A modest increase in pension funds could increase your final benefit by tens of thousands of pounds, but it would come at the expense of some of our favorite modern-day pleasures
Could you do it?
If you could increase your pension by at least 157,000 and possibly even retire earlier, would you be willing to forgo Netflix Premium, your expensive gym membership, and your Friday night takeout?
According to a recent analysis by Standard Life, that is the possible trade-off that is available.
Its conclusions demonstrate how, thanks to the power of compound investment growth, even relatively small increases in pension contributions can significantly increase the size of your retirement pot, especially for younger people.
An individual who begins working at age 22 on a salary of £25,000 and makes the required minimum auto-enrollment contributions (5 percent employer, 3 percent employee; this is known as the 8 percent pension rule) could, for instance, accumulate a pension pot of about £210,000 by the time they are 68 years old, adjusted for inflation.
Nevertheless, a mere 1% increase in monthly contributions, or about the cost of a Netflix Premium subscription (18.99), could raise this to 236,000, which would represent a 26,000 increase in current prices.

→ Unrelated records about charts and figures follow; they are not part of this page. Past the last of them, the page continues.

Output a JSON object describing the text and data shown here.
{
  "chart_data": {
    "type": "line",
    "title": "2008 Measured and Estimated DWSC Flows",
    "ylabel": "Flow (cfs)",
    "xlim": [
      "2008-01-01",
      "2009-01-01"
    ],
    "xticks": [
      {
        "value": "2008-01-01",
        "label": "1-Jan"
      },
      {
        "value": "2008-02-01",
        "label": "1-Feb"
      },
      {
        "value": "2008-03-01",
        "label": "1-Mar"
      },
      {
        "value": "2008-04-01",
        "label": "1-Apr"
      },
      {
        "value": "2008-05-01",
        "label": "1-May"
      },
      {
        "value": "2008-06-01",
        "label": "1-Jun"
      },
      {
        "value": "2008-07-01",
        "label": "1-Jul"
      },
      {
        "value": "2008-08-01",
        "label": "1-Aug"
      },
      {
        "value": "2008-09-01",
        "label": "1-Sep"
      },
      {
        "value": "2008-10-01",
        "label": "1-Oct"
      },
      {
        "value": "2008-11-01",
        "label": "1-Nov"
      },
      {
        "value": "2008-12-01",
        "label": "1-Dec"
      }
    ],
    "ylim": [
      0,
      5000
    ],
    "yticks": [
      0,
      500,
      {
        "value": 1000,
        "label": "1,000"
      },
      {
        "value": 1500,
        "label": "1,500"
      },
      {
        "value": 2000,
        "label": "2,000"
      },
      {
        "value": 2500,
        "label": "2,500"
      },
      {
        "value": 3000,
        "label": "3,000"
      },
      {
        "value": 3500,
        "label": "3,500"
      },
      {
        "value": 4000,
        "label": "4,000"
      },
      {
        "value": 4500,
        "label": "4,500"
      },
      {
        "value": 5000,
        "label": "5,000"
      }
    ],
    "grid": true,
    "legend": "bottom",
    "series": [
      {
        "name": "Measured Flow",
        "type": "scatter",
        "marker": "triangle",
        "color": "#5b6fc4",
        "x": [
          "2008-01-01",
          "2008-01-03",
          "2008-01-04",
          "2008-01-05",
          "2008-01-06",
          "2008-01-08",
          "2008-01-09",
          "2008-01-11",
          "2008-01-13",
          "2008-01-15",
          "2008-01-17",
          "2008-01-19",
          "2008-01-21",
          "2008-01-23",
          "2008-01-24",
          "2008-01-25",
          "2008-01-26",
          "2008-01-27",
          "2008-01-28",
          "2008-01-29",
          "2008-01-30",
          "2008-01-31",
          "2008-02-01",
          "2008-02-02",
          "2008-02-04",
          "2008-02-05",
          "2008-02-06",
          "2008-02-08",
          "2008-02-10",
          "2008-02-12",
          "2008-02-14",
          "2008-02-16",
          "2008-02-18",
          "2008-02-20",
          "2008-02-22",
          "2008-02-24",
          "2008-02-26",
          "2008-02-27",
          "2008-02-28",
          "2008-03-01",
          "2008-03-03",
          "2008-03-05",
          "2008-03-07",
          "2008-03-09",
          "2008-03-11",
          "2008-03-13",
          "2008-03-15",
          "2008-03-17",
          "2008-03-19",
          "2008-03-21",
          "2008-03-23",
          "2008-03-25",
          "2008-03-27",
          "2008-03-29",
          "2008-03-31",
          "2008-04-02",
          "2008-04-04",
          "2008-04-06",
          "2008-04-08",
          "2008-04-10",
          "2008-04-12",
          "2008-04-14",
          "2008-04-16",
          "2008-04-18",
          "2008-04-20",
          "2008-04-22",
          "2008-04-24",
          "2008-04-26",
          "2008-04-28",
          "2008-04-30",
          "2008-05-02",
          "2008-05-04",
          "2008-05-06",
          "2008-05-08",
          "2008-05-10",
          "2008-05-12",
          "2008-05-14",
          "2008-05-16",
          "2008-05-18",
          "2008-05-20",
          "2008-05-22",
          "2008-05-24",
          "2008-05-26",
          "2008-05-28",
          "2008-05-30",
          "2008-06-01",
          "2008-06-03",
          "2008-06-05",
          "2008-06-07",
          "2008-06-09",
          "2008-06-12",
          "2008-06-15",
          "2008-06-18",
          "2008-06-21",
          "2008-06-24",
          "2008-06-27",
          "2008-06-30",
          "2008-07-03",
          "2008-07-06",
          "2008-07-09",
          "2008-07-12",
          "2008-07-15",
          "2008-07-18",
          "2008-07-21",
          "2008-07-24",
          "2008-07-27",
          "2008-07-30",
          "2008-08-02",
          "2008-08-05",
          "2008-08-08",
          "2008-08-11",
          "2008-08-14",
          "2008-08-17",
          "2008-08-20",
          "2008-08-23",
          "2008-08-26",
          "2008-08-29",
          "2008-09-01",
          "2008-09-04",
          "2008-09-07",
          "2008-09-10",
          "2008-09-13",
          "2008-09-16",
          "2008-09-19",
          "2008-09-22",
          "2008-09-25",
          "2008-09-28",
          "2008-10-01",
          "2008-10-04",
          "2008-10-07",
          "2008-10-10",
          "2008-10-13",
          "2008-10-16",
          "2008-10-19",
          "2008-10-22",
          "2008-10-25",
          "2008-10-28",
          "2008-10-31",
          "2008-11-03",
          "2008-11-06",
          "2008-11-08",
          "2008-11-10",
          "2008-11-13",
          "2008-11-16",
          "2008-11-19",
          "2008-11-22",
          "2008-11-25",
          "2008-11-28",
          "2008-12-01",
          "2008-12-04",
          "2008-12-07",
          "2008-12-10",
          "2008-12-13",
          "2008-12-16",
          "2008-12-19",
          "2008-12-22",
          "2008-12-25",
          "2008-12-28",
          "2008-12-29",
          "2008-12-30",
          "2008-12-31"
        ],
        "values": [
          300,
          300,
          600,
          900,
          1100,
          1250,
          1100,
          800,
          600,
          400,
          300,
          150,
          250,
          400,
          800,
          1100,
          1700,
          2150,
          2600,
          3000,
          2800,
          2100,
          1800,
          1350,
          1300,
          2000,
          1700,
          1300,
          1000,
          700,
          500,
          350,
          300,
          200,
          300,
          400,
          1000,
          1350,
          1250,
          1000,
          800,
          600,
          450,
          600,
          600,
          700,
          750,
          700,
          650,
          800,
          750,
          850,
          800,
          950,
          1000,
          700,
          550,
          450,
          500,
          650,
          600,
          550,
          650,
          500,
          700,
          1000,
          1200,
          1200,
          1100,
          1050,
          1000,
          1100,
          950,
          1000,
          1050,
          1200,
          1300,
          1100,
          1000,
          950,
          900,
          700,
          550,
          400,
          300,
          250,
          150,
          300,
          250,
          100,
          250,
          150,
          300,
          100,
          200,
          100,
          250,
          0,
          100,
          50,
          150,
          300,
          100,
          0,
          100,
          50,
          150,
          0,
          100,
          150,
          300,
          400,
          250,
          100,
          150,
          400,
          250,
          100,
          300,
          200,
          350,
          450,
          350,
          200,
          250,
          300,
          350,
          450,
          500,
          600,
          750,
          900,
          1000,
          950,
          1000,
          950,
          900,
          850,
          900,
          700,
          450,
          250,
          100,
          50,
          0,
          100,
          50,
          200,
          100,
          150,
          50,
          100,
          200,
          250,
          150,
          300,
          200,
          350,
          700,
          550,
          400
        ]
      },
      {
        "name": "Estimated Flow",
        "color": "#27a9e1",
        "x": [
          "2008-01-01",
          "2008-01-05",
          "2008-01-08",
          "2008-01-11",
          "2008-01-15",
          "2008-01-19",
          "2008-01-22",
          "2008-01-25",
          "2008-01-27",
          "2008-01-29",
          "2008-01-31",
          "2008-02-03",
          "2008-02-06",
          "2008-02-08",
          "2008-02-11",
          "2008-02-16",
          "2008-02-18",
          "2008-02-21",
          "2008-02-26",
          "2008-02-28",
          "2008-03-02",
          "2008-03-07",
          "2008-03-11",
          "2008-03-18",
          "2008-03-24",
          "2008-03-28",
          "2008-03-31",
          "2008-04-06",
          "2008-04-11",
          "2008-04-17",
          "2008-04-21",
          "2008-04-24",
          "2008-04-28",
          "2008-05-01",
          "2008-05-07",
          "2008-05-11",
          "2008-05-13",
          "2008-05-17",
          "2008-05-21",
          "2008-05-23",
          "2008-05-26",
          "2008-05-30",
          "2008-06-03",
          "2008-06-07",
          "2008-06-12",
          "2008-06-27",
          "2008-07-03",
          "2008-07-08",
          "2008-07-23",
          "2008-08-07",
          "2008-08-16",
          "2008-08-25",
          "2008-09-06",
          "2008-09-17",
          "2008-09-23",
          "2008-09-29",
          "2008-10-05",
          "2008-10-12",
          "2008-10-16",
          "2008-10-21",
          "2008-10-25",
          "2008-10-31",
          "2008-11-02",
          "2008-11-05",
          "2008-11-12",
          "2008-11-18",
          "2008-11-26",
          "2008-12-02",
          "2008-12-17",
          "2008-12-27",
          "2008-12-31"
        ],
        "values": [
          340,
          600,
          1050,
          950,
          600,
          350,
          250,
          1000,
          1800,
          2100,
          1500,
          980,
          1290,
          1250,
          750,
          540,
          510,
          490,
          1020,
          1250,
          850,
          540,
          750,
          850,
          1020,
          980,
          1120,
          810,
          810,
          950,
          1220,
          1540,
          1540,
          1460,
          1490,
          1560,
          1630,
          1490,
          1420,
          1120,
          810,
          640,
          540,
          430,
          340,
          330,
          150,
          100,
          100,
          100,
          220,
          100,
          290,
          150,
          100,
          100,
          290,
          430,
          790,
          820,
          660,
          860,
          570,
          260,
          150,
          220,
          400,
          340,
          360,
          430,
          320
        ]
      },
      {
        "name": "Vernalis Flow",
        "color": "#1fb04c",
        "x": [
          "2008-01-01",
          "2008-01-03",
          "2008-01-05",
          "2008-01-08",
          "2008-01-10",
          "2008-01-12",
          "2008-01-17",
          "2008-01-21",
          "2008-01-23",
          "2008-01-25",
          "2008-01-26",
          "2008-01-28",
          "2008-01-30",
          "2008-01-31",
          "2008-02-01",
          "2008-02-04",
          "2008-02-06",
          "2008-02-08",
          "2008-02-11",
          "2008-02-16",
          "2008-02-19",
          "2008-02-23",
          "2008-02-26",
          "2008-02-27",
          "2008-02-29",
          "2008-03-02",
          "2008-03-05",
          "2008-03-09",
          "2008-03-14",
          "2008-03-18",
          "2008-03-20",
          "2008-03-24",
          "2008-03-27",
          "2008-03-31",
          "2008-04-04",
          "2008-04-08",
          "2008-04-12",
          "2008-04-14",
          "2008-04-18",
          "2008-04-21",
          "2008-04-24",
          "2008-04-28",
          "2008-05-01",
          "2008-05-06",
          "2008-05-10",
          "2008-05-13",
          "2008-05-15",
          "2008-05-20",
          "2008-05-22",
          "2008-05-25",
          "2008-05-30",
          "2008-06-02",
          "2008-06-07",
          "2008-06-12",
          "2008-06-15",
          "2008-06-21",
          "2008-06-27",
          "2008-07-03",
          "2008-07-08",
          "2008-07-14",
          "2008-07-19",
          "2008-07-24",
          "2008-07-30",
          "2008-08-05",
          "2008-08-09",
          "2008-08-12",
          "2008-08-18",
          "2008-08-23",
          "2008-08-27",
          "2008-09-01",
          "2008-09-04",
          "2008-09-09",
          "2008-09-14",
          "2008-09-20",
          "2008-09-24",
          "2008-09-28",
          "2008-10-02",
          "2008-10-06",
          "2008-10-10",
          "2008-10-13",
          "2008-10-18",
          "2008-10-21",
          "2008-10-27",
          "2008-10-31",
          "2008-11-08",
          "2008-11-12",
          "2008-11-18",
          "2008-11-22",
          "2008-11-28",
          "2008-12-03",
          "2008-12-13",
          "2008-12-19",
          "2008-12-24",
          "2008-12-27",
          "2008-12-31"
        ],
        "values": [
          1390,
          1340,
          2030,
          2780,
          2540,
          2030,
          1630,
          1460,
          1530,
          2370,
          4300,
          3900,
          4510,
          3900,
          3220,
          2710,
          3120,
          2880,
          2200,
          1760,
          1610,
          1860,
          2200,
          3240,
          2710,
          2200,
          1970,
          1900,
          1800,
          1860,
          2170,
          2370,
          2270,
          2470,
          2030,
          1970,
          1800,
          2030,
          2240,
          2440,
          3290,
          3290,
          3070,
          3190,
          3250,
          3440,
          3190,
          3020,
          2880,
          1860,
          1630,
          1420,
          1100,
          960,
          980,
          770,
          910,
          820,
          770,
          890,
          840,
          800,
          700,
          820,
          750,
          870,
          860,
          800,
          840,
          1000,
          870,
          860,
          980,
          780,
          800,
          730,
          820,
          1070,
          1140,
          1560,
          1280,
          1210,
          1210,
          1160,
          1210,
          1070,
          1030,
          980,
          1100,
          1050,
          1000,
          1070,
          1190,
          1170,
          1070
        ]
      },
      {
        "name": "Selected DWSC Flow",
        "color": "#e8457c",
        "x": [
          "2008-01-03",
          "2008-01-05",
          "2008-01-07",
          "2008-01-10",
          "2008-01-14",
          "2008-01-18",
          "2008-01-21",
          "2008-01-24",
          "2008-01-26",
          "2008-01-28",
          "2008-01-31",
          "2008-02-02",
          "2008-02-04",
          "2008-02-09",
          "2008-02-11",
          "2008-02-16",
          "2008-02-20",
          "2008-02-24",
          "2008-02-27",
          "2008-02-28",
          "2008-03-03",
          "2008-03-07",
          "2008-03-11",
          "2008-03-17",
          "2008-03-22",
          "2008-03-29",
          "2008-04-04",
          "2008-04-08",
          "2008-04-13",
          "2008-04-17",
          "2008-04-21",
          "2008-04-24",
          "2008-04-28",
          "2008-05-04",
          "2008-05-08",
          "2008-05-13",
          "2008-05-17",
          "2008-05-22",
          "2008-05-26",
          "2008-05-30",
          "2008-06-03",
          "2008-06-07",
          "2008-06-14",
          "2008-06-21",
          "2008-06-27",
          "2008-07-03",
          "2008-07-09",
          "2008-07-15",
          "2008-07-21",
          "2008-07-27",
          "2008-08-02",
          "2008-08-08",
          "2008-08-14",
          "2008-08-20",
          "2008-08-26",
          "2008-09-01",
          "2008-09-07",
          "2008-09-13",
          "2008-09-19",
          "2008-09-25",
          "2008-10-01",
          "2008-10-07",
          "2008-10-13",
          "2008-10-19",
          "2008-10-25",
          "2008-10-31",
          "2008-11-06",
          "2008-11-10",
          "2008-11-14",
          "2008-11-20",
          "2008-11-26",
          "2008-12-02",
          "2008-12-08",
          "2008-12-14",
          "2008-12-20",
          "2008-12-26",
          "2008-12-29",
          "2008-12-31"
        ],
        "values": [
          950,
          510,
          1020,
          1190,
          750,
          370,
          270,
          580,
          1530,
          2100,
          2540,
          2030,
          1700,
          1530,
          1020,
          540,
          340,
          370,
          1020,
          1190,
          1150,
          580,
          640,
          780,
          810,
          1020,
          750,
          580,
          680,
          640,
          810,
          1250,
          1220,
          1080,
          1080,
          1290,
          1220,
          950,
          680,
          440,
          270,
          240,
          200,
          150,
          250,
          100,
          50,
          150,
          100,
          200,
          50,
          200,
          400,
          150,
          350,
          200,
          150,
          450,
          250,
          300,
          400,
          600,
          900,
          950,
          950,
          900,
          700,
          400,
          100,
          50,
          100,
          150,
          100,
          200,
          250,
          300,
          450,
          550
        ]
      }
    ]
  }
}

An even larger pension fund could be accumulated by those who are able to contribute a little bit more each month, such as the cost of a monthly gym membership. Starting at age 22, contributing an additional 42% per month to a pensionless than the typical UK gym membershipcould result in a 52,000 increase.
Additionally, people who are prepared to forgo 60 per month for takeout could eventually increase their retirement savings by almost 80,000.
When combined, these cost-cutting strategies could result in an additional 157,000 or more in retirement.
Standard Life's retirement savings director, Mike Ambery, stated: "You don't have to give up everything you love; it's just about striking the right balance between living for the present and making plans for the future.
"Redirecting a small amount every month, even as little as the price of a streaming subscription, could increase your pension by tens of thousands of dollars by the time you retire. There may be even more long-term advantages for those who can make a slightly larger contribution, like reallocating a portion of their takeout or gym budget.
Assuming 5-percent annual investment growth and 350% annual salary growth. The figures take inflation of 2% into account. A management fee of 075% per year is assumed.
Simple methods to boost pension contributions.
It doesn't have to be difficult to increase your pension contributions. Giving up a few small pleasures can save money for retirement, but not everyone wants to live a Spartan lifestyle just to get their pension. However, there are ways to increase your contributions without compromising your quality of life right now.
1. . Check to see if your employer will contribute more.
If you raise your pension contributions, your employer may match them as well, since some employers will match any additional contributions you make. That is practically free money for you in the future. Checking to see if this applies to you and taking advantage of it is worthwhile.
2. . Make use of salary sacrifice.
Verify whether your employer provides salary sacrifice. These are programs that allow you to contribute to a pension with a portion of your pay. Your retirement savings could increase and your National Insurance contribution payments could decrease as a result.
3. Recall your pension if you received a pay increase.
"When your pay increases, think about contributing a portion of that increase to your pension. "It's a fantastic way to increase your savings without affecting your monthly budget, and you won't miss what you never had," said Ambery of Standard Life.
4. One-time payments can have a significant impact.
Investing a portion of any bonuses, tax refunds, or even birthday money that you don't need right away in your pension could significantly increase your future savings. "It could be worth much more by the time you retire because of compound investment growth," Ambery stated.